Engineers have completed a key test in the development of NASA’s next generation spacesuit.
Collins, ILC Dover and Oceaneering are making the next-generation spacesuit for the International Space Station as part of NASA’s Exploration Extravehicular Activity Services (xEVAS), contract.
The next-generation suit is lighter and smaller than NASA’s current spacesuit. Its open architecture design will allow the suit to be easily modified as missions change or technology advances. The company has engaged with current and former astronauts to guide engineering and design choices.
The suit has recently passed the Crew Capability Assessment test, a key step in the design process which involves validating the suit performance in a manufactured zero-gravity environment onboard an aircraft.

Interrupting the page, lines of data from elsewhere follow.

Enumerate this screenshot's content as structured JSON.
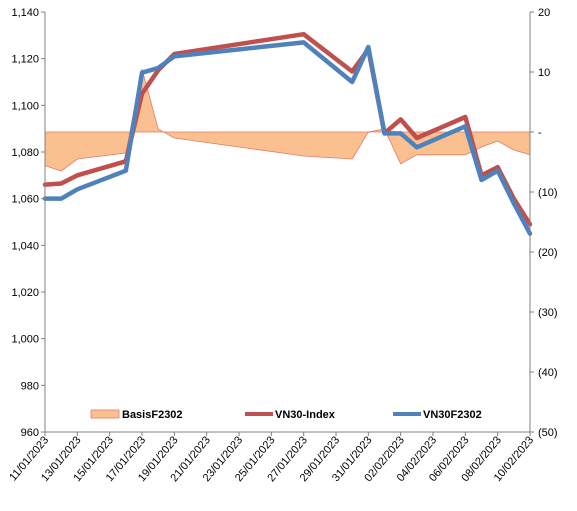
{
  "chart_data": {
    "type": "line",
    "x": [
      "11/01/2023",
      "12/01/2023",
      "13/01/2023",
      "16/01/2023",
      "17/01/2023",
      "18/01/2023",
      "19/01/2023",
      "27/01/2023",
      "30/01/2023",
      "31/01/2023",
      "01/02/2023",
      "02/02/2023",
      "03/02/2023",
      "06/02/2023",
      "07/02/2023",
      "08/02/2023",
      "09/02/2023",
      "10/02/2023"
    ],
    "x_tick_labels": [
      "11/01/2023",
      "13/01/2023",
      "15/01/2023",
      "17/01/2023",
      "19/01/2023",
      "21/01/2023",
      "23/01/2023",
      "25/01/2023",
      "27/01/2023",
      "29/01/2023",
      "31/01/2023",
      "02/02/2023",
      "04/02/2023",
      "06/02/2023",
      "08/02/2023",
      "10/02/2023"
    ],
    "x_range": [
      "11/01/2023",
      "10/02/2023"
    ],
    "y_left": {
      "range": [
        960,
        1140
      ],
      "ticks": [
        960,
        980,
        1000,
        1020,
        1040,
        1060,
        1080,
        1100,
        1120,
        1140
      ],
      "tick_labels": [
        "960",
        "980",
        "1,000",
        "1,020",
        "1,040",
        "1,060",
        "1,080",
        "1,100",
        "1,120",
        "1,140"
      ]
    },
    "y_right": {
      "range": [
        -50,
        20
      ],
      "ticks": [
        20,
        10,
        0,
        -10,
        -20,
        -30,
        -40,
        -50
      ],
      "tick_labels": [
        "20",
        "10",
        "-",
        "(10)",
        "(20)",
        "(30)",
        "(40)",
        "(50)"
      ]
    },
    "series": [
      {
        "name": "BasisF2302",
        "type": "area",
        "axis": "right",
        "color": "#FAC090",
        "edge_color": "#E07B6A",
        "values": [
          -5.6,
          -6.5,
          -4.5,
          -3.5,
          10.5,
          0.5,
          -1.0,
          -4.0,
          -4.5,
          0,
          0.5,
          -5.3,
          -3.8,
          -3.8,
          -2.5,
          -1.5,
          -3.0,
          -3.8
        ]
      },
      {
        "name": "VN30-Index",
        "type": "line",
        "axis": "left",
        "color": "#C0504D",
        "values": [
          1066,
          1066.5,
          1070,
          1076,
          1105,
          1115,
          1122,
          1130.5,
          1114.5,
          1124,
          1088,
          1094,
          1086,
          1095,
          1070,
          1073.5,
          1060,
          1049
        ]
      },
      {
        "name": "VN30F2302",
        "type": "line",
        "axis": "left",
        "color": "#4F81BD",
        "values": [
          1060,
          1060,
          1064,
          1072,
          1114,
          1116,
          1121,
          1127,
          1110,
          1125,
          1088,
          1088,
          1082,
          1091,
          1068,
          1072,
          1058,
          1045
        ]
      }
    ],
    "legend": {
      "position": "bottom-inside",
      "entries": [
        "BasisF2302",
        "VN30-Index",
        "VN30F2302"
      ]
    },
    "grid": false
  }
}
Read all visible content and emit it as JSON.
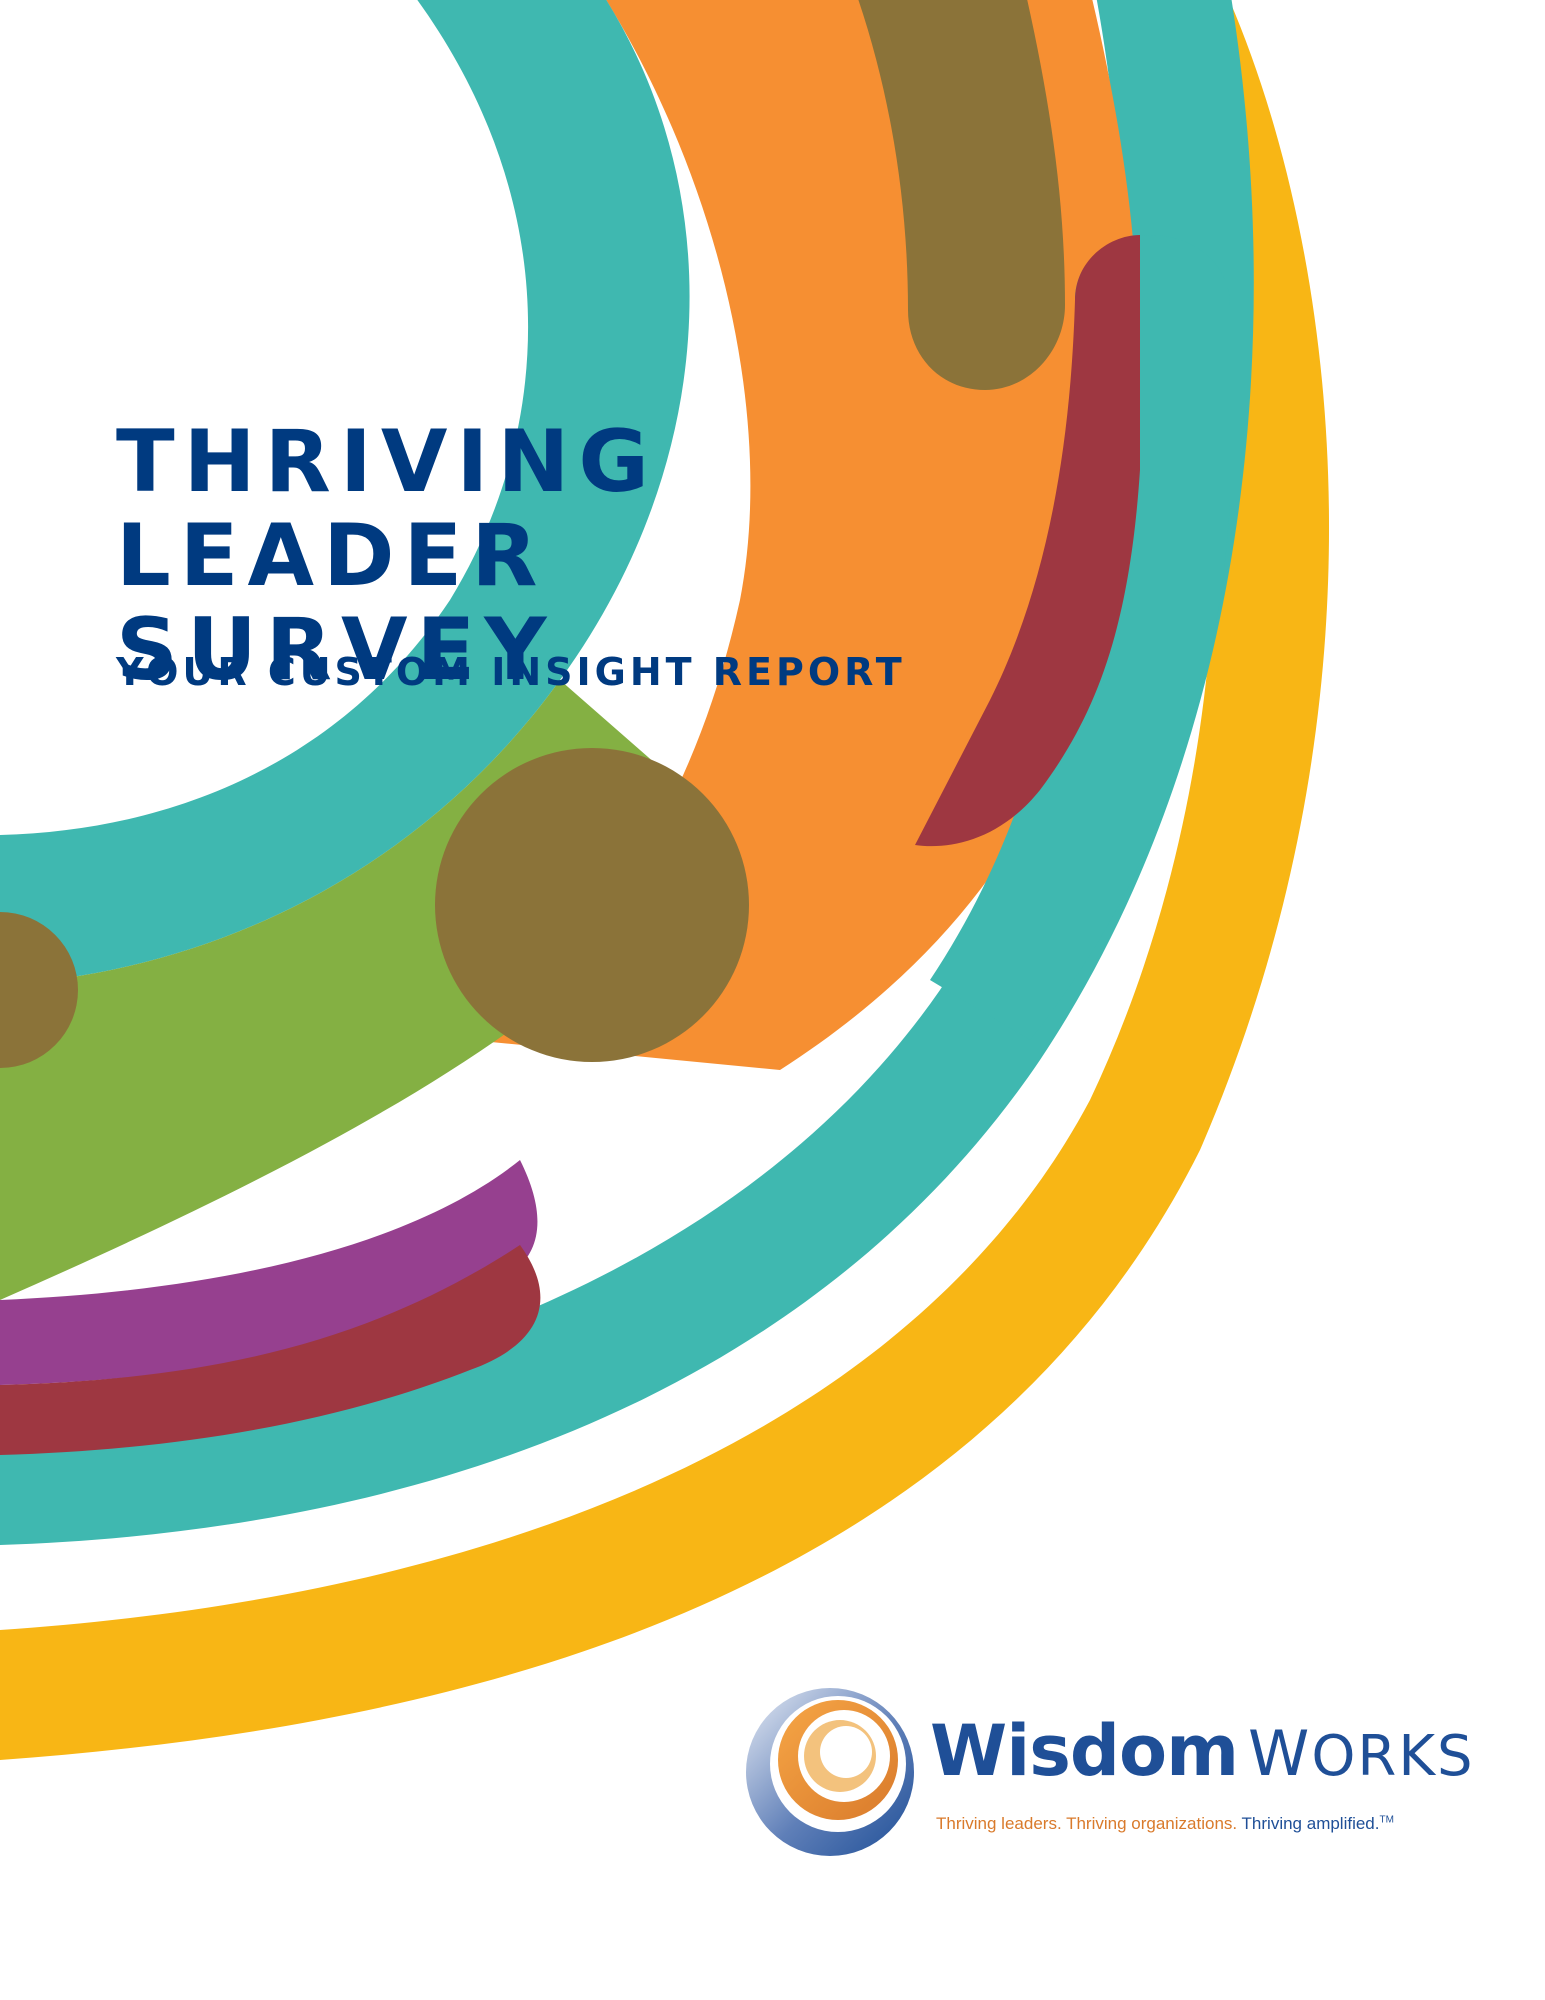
{
  "document": {
    "title_line_1": "THRIVING LEADER",
    "title_line_2": "SURVEY",
    "subtitle": "YOUR CUSTOM INSIGHT REPORT"
  },
  "logo": {
    "brand_bold": "Wisdom",
    "brand_light_initial": "W",
    "brand_light_rest": "ORKS",
    "tagline_part_1": "Thriving leaders.",
    "tagline_part_2": "Thriving organizations.",
    "tagline_part_3": "Thriving amplified.",
    "trademark": "TM",
    "icon": "swirl-circle-icon"
  },
  "colors": {
    "title_navy": "#003a80",
    "teal": "#3fb8b0",
    "orange": "#f68f32",
    "yellow": "#f8b615",
    "green": "#84b043",
    "purple": "#96408f",
    "maroon": "#9e3741",
    "olive_brown": "#8b7339",
    "logo_blue": "#1f4f97",
    "logo_orange": "#d97a2b"
  }
}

During the test a series of demonstrations was performed by former NASA astronauts. The primary objectives of the flight test included the evaluation of the suit’s pressure garment system fit and functionality, the use of International Space Station tools and interfaces, and a performance review of the new Extravehicular Mobility Unit, or EMU, against the current design.

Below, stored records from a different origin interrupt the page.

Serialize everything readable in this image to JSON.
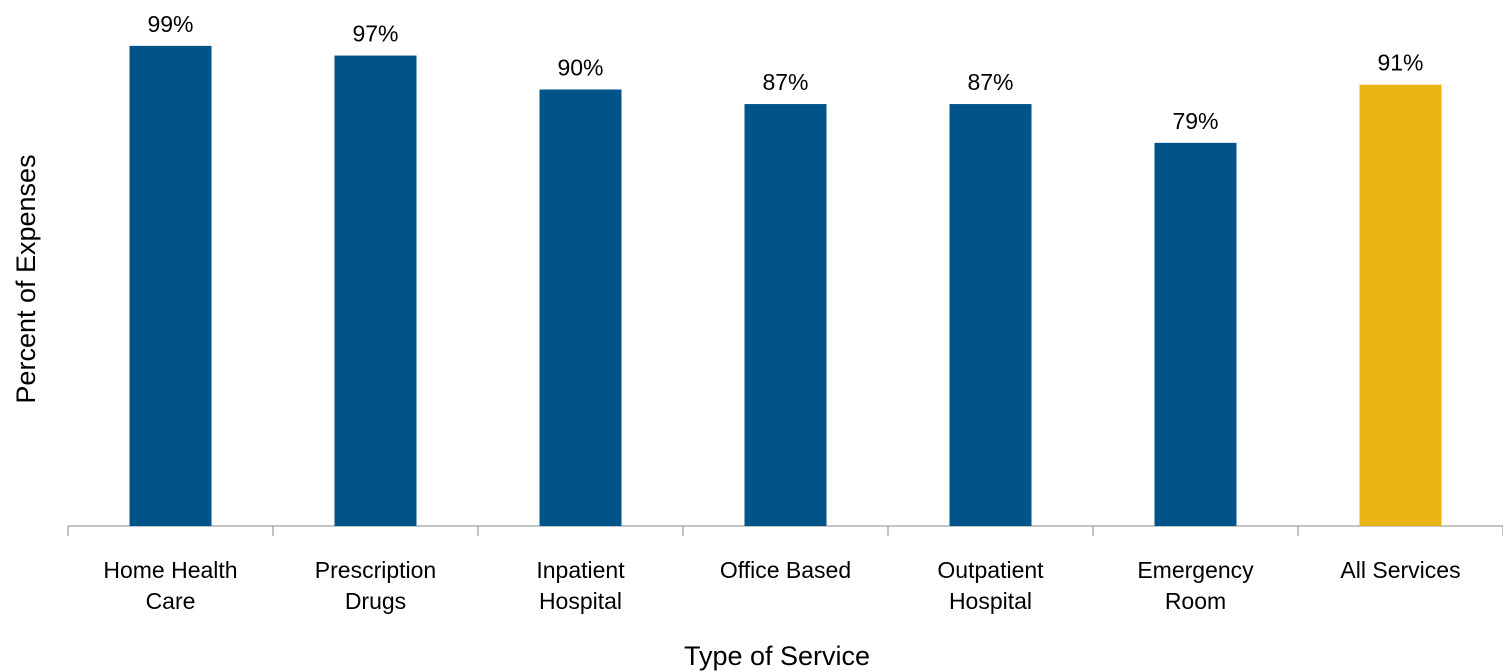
{
  "chart_data": {
    "type": "bar",
    "x_label": "Type of Service",
    "y_label": "Percent of Expenses",
    "categories": [
      "Home Health\nCare",
      "Prescription\nDrugs",
      "Inpatient\nHospital",
      "Office Based",
      "Outpatient\nHospital",
      "Emergency\nRoom",
      "All Services"
    ],
    "values": [
      99,
      97,
      90,
      87,
      87,
      79,
      91
    ],
    "value_labels": [
      "99%",
      "97%",
      "90%",
      "87%",
      "87%",
      "79%",
      "91%"
    ],
    "colors": [
      "#00548a",
      "#00548a",
      "#00548a",
      "#00548a",
      "#00548a",
      "#00548a",
      "#e9b513"
    ],
    "ylim": [
      0,
      100
    ]
  }
}
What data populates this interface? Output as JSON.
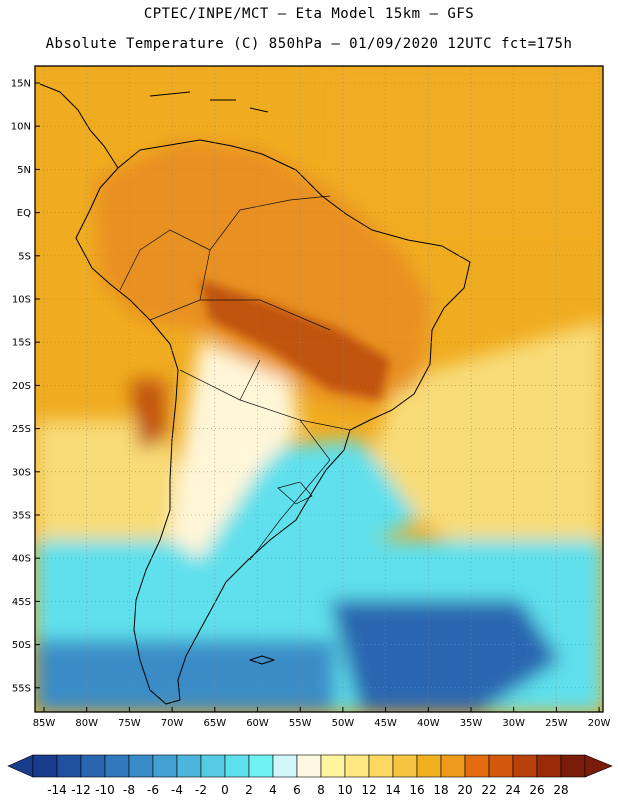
{
  "title": {
    "line1": "CPTEC/INPE/MCT –  Eta Model 15km – GFS",
    "line2": "Absolute Temperature (C) 850hPa – 01/09/2020 12UTC fct=175h"
  },
  "axes": {
    "lat_labels": [
      "15N",
      "10N",
      "5N",
      "EQ",
      "5S",
      "10S",
      "15S",
      "20S",
      "25S",
      "30S",
      "35S",
      "40S",
      "45S",
      "50S",
      "55S"
    ],
    "lon_labels": [
      "85W",
      "80W",
      "75W",
      "70W",
      "65W",
      "60W",
      "55W",
      "50W",
      "45W",
      "40W",
      "35W",
      "30W",
      "25W",
      "20W"
    ]
  },
  "colorbar": {
    "labels": [
      "-14",
      "-12",
      "-10",
      "-8",
      "-6",
      "-4",
      "-2",
      "0",
      "2",
      "4",
      "6",
      "8",
      "10",
      "12",
      "14",
      "16",
      "18",
      "20",
      "22",
      "24",
      "26",
      "28"
    ],
    "colors": [
      "#1a3c8c",
      "#2050a0",
      "#2a66b0",
      "#3278bc",
      "#3a8cc6",
      "#43a0d0",
      "#4cb6da",
      "#55cce4",
      "#5ee0ec",
      "#6ef2f2",
      "#d0f6fa",
      "#fff8e0",
      "#fff4a0",
      "#ffe880",
      "#fcd860",
      "#f6c440",
      "#f0b020",
      "#ee9a1a",
      "#e46c10",
      "#d2580c",
      "#b8400a",
      "#9a2a08",
      "#7a1c0a"
    ]
  },
  "palette": {
    "hot": "#c0520e",
    "warm": "#e89020",
    "orange": "#f0ac20",
    "yellow": "#f8dc78",
    "cream": "#fff6d8",
    "cyan": "#5ee0ec",
    "blue": "#3a8cc6",
    "deep": "#2a66b0"
  }
}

Peggy Guirgis, general manager of space systems for Collins Aerospace said, “The test allowed us to examine specific objectives of the design that can support a broad range of crew member sizes and crew tasks in a controlled environment.”
Rob Reed, president of space and engineered solutions at ILC Dover said, “Our pressure garment design leverages decades of innovation and experience to fit more astronauts than ever before, ensuring the safety and comfort of the next generation of space explorers.
“The successful test signals that we’re one step closer to sustaining human life in space with the most advanced spacesuit yet.”
The xEVAS suit will next be subjected to a thermal vacuum test and an underwater test to be held at NASA’s Neutral Buoyancy Lab in Texas, before a critical design review is done.